Tuesday, 8 September 2015

Yorkshire is three Ridings and the city of York

Yorkshire is three Ridings and the city of York.

It is our county and our heritage.

Changes to local and regional government have never resulted in the abolition of the Ridings and there is no evidence that Yorkshire the county as a whole has ever had a local or regional government purpose.

Yorkshire's existence does not depend on artificial local or regional government boundaries. Local and regional government boundaries can be changed at any time at the whim of bureaucrats and government. And so they should as the demographic and economic situation demands. Local and regional government boundaries are for the purpose of delivering services and their boundaries should not determine who we are.

“The identity of our counties is marred by a confusion of geographical and administrative boundaries created in the middle of the last century and perpetuated to this day."                                                                                                                       Association of British Counties


Matt Campbell said...

Er, I would counter your points thusly:
- It is demonstrable that administrative boundaries shape identity.

- The boundaries of the historic counties to which we ascribe identity and belonging were always intended to operate as administrative boundaries. The medieval and pre-medieval monarchs who create these units would not have differentiated between administration and belonging in the way you and many people do now. Ergo, if Yorkshire does not exist administratviely in its original form, it is hard to argue that it continues to exist. Otherwise let's all join Sinn Fein, who have been fighting since the 20s to create something in fact that they claim has a 'spiritual' reality (a 32 county Republic of Ireland).

This whole 'what should the boundaries of X area be' thing is flawed without a democratic accountablility. I would like to see democracy routinely applied every few years to the shape of council and local authority areas, in the form of a plebiscite as to where the 'seat of government' for your local/regional area should be. Council areas should be shaped and reshaped according to the will of the people.

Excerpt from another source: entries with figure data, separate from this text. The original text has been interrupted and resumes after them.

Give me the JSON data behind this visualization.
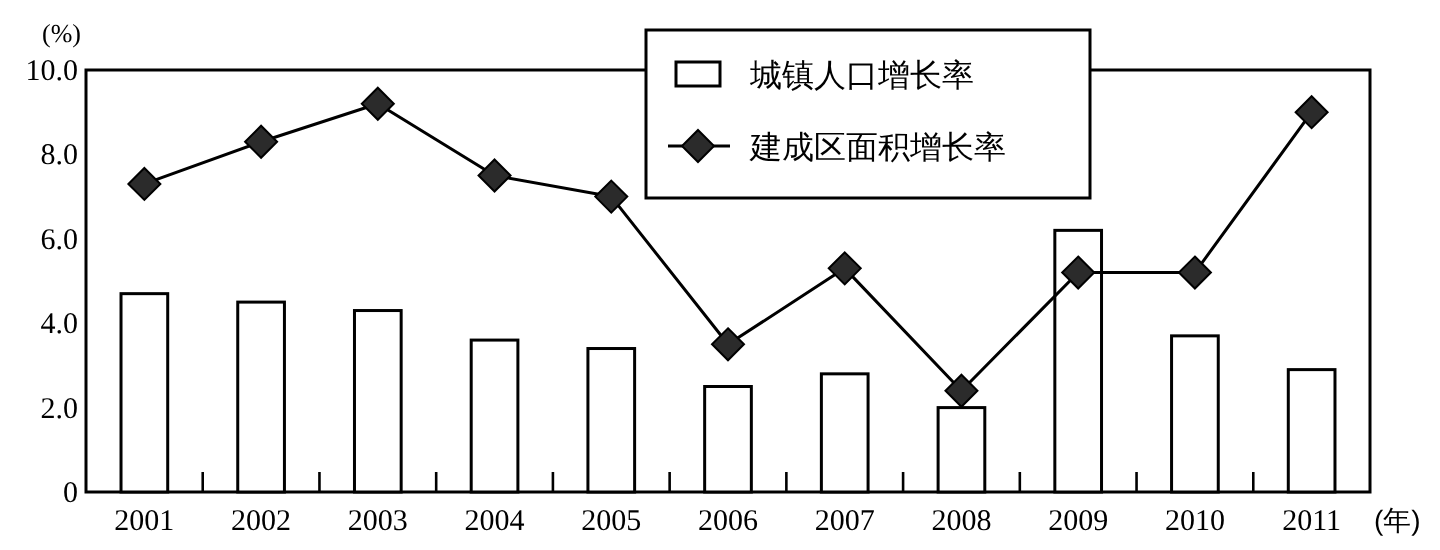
{
  "chart_data": {
    "type": "bar",
    "ylabel": "(%)",
    "xlabel": "(年)",
    "categories": [
      "2001",
      "2002",
      "2003",
      "2004",
      "2005",
      "2006",
      "2007",
      "2008",
      "2009",
      "2010",
      "2011"
    ],
    "series": [
      {
        "name": "城镇人口增长率",
        "color": "#ffffff",
        "values": [
          4.7,
          4.5,
          4.3,
          3.6,
          3.4,
          2.5,
          2.8,
          2.0,
          6.2,
          3.7,
          2.9
        ]
      },
      {
        "name": "建成区面积增长率",
        "type": "line",
        "color": "#2b2b2b",
        "marker": "diamond",
        "values": [
          7.3,
          8.3,
          9.2,
          7.5,
          7.0,
          3.5,
          5.3,
          2.4,
          5.2,
          5.2,
          9.0
        ]
      }
    ],
    "ylim": [
      0,
      10
    ],
    "yticks": [
      {
        "value": 0,
        "label": "0"
      },
      {
        "value": 2,
        "label": "2.0"
      },
      {
        "value": 4,
        "label": "4.0"
      },
      {
        "value": 6,
        "label": "6.0"
      },
      {
        "value": 8,
        "label": "8.0"
      },
      {
        "value": 10,
        "label": "10.0"
      }
    ],
    "legend": "top",
    "grid": false
  }
}
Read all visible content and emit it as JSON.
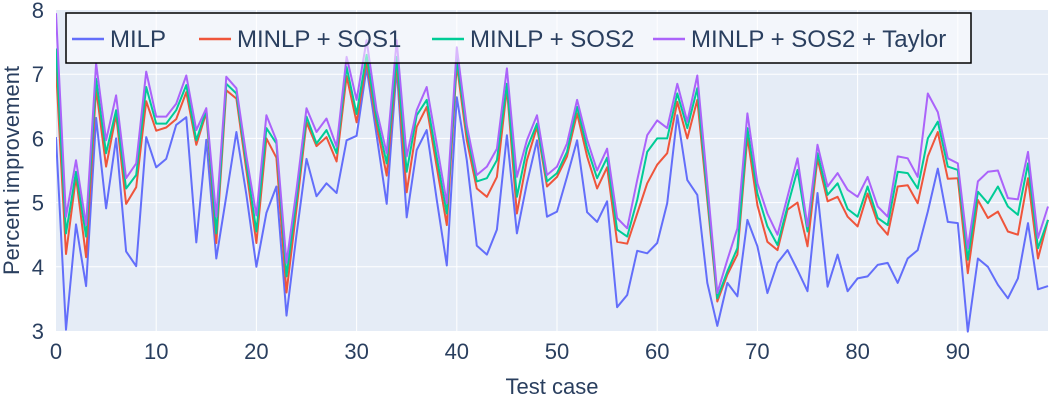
{
  "chart_data": {
    "type": "line",
    "title": "",
    "xlabel": "Test case",
    "ylabel": "Percent improvement",
    "xlim": [
      0,
      99
    ],
    "ylim": [
      3,
      8
    ],
    "x_ticks": [
      0,
      10,
      20,
      30,
      40,
      50,
      60,
      70,
      80,
      90
    ],
    "y_ticks": [
      3,
      4,
      5,
      6,
      7,
      8
    ],
    "grid": true,
    "legend_position": "top-inside-horizontal",
    "series": [
      {
        "name": "MILP",
        "color": "#636efa",
        "values": [
          6.02,
          3.02,
          4.66,
          3.7,
          6.32,
          4.91,
          6.0,
          4.24,
          4.01,
          6.02,
          5.55,
          5.68,
          6.21,
          6.33,
          4.38,
          5.98,
          4.13,
          5.1,
          6.1,
          5.12,
          4.0,
          4.84,
          5.25,
          3.24,
          4.5,
          5.68,
          5.1,
          5.3,
          5.15,
          5.97,
          6.04,
          7.1,
          6.05,
          4.98,
          7.1,
          4.77,
          5.82,
          6.13,
          5.04,
          4.02,
          6.64,
          5.66,
          4.33,
          4.19,
          4.58,
          6.05,
          4.52,
          5.3,
          5.97,
          4.78,
          4.86,
          5.4,
          5.97,
          4.85,
          4.7,
          5.02,
          3.37,
          3.56,
          4.25,
          4.21,
          4.37,
          4.99,
          6.36,
          5.35,
          5.12,
          3.75,
          3.08,
          3.75,
          3.54,
          4.73,
          4.32,
          3.59,
          4.06,
          4.26,
          3.95,
          3.62,
          5.15,
          3.69,
          4.19,
          3.62,
          3.82,
          3.85,
          4.03,
          4.06,
          3.75,
          4.13,
          4.26,
          4.86,
          5.53,
          4.7,
          4.68,
          2.99,
          4.13,
          4.0,
          3.72,
          3.51,
          3.82,
          4.68,
          3.65,
          3.7
        ]
      },
      {
        "name": "MINLP + SOS1",
        "color": "#ef553b",
        "values": [
          7.1,
          4.2,
          5.4,
          4.15,
          6.78,
          5.56,
          6.37,
          4.98,
          5.24,
          6.58,
          6.12,
          6.17,
          6.3,
          6.72,
          5.9,
          6.4,
          4.37,
          6.75,
          6.62,
          5.5,
          4.37,
          6.0,
          5.7,
          3.6,
          4.9,
          6.25,
          5.88,
          6.02,
          5.64,
          6.97,
          6.25,
          7.21,
          6.21,
          5.42,
          7.18,
          5.16,
          6.18,
          6.49,
          5.55,
          4.65,
          7.15,
          5.97,
          5.22,
          5.09,
          5.4,
          6.78,
          4.83,
          5.66,
          6.18,
          5.25,
          5.4,
          5.72,
          6.39,
          5.72,
          5.22,
          5.55,
          4.39,
          4.36,
          4.83,
          5.3,
          5.59,
          5.77,
          6.57,
          6.0,
          6.6,
          5.04,
          3.46,
          3.88,
          4.19,
          6.03,
          4.96,
          4.39,
          4.26,
          4.89,
          5.0,
          4.32,
          5.69,
          5.02,
          5.09,
          4.78,
          4.63,
          5.14,
          4.68,
          4.5,
          5.25,
          5.27,
          4.99,
          5.72,
          6.1,
          5.37,
          5.38,
          3.9,
          5.04,
          4.76,
          4.86,
          4.55,
          4.5,
          5.38,
          4.13,
          4.73
        ]
      },
      {
        "name": "MINLP + SOS2",
        "color": "#00cc96",
        "values": [
          7.4,
          4.52,
          5.48,
          4.47,
          6.93,
          5.77,
          6.44,
          5.22,
          5.43,
          6.8,
          6.23,
          6.23,
          6.44,
          6.83,
          5.97,
          6.44,
          4.52,
          6.85,
          6.7,
          5.61,
          4.55,
          6.16,
          5.92,
          3.85,
          5.05,
          6.34,
          5.92,
          6.13,
          5.77,
          7.11,
          6.38,
          7.3,
          6.31,
          5.61,
          7.27,
          5.48,
          6.36,
          6.6,
          5.7,
          4.83,
          7.24,
          6.1,
          5.33,
          5.38,
          5.66,
          6.85,
          5.09,
          5.84,
          6.23,
          5.33,
          5.46,
          5.79,
          6.49,
          5.85,
          5.38,
          5.7,
          4.58,
          4.47,
          5.04,
          5.79,
          6.0,
          6.0,
          6.7,
          6.16,
          6.78,
          5.14,
          3.51,
          3.93,
          4.29,
          6.16,
          5.14,
          4.63,
          4.34,
          4.94,
          5.51,
          4.55,
          5.77,
          5.12,
          5.3,
          4.9,
          4.78,
          5.25,
          4.76,
          4.65,
          5.48,
          5.46,
          5.22,
          6.0,
          6.26,
          5.56,
          5.51,
          4.11,
          5.17,
          4.99,
          5.25,
          4.94,
          4.81,
          5.61,
          4.29,
          4.73
        ]
      },
      {
        "name": "MINLP + SOS2 + Taylor",
        "color": "#ab63fa",
        "values": [
          7.95,
          4.78,
          5.66,
          4.65,
          7.17,
          5.97,
          6.67,
          5.38,
          5.61,
          7.04,
          6.34,
          6.34,
          6.54,
          6.98,
          6.13,
          6.47,
          4.78,
          6.96,
          6.78,
          5.72,
          4.8,
          6.36,
          5.97,
          4.06,
          5.2,
          6.47,
          6.1,
          6.31,
          5.87,
          7.27,
          6.6,
          7.53,
          6.44,
          5.77,
          7.53,
          5.72,
          6.44,
          6.8,
          5.9,
          4.99,
          7.42,
          6.2,
          5.43,
          5.56,
          5.84,
          7.09,
          5.4,
          5.97,
          6.36,
          5.43,
          5.56,
          5.92,
          6.6,
          5.98,
          5.5,
          5.84,
          4.76,
          4.6,
          5.35,
          6.05,
          6.28,
          6.16,
          6.85,
          6.26,
          6.98,
          5.3,
          3.59,
          4.11,
          4.6,
          6.39,
          5.3,
          4.83,
          4.5,
          5.09,
          5.69,
          4.63,
          5.9,
          5.25,
          5.46,
          5.2,
          5.09,
          5.4,
          4.94,
          4.78,
          5.72,
          5.69,
          5.4,
          6.7,
          6.41,
          5.69,
          5.61,
          4.29,
          5.33,
          5.48,
          5.5,
          5.07,
          5.05,
          5.79,
          4.45,
          4.94
        ]
      }
    ]
  },
  "legend": {
    "items": [
      {
        "label": "MILP",
        "color": "#636efa"
      },
      {
        "label": "MINLP + SOS1",
        "color": "#ef553b"
      },
      {
        "label": "MINLP + SOS2",
        "color": "#00cc96"
      },
      {
        "label": "MINLP + SOS2 + Taylor",
        "color": "#ab63fa"
      }
    ]
  },
  "axes": {
    "x_title": "Test case",
    "y_title": "Percent improvement",
    "x_tick_labels": [
      "0",
      "10",
      "20",
      "30",
      "40",
      "50",
      "60",
      "70",
      "80",
      "90"
    ],
    "y_tick_labels": [
      "3",
      "4",
      "5",
      "6",
      "7",
      "8"
    ]
  },
  "style": {
    "plot_bg": "#e5ecf6",
    "grid_color": "#ffffff",
    "text_color": "#2a3f5f",
    "legend_bg": "rgba(255,255,255,0.55)",
    "legend_border": "#000000"
  }
}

If this ends up in odd shapes, well, we started with pretty odd shapes to begin with.

People just _are_ odd, but they need to feel a sense of identity, of belonging (which is mutable and not fixed); the people living in a given region should be consulted on the borders of that region and if their oddness and sense of identity makes life difficult for administrators, tough. Local government exists for the people, not the other way round.

Chris Abbott said...

Not when they change every every few years like they do. We are not the people of whatever name some bureaucrat decides is what the Council should be called. You also get vested interests claiming that we the people of whatever the readership area of the local newspaper is or some sub regional body claiming we are the people of their area.

What the UK needs is stable geography, unaffected by local, regional or sub regional administrative areas which need to change from time to time, and we have that with our counties.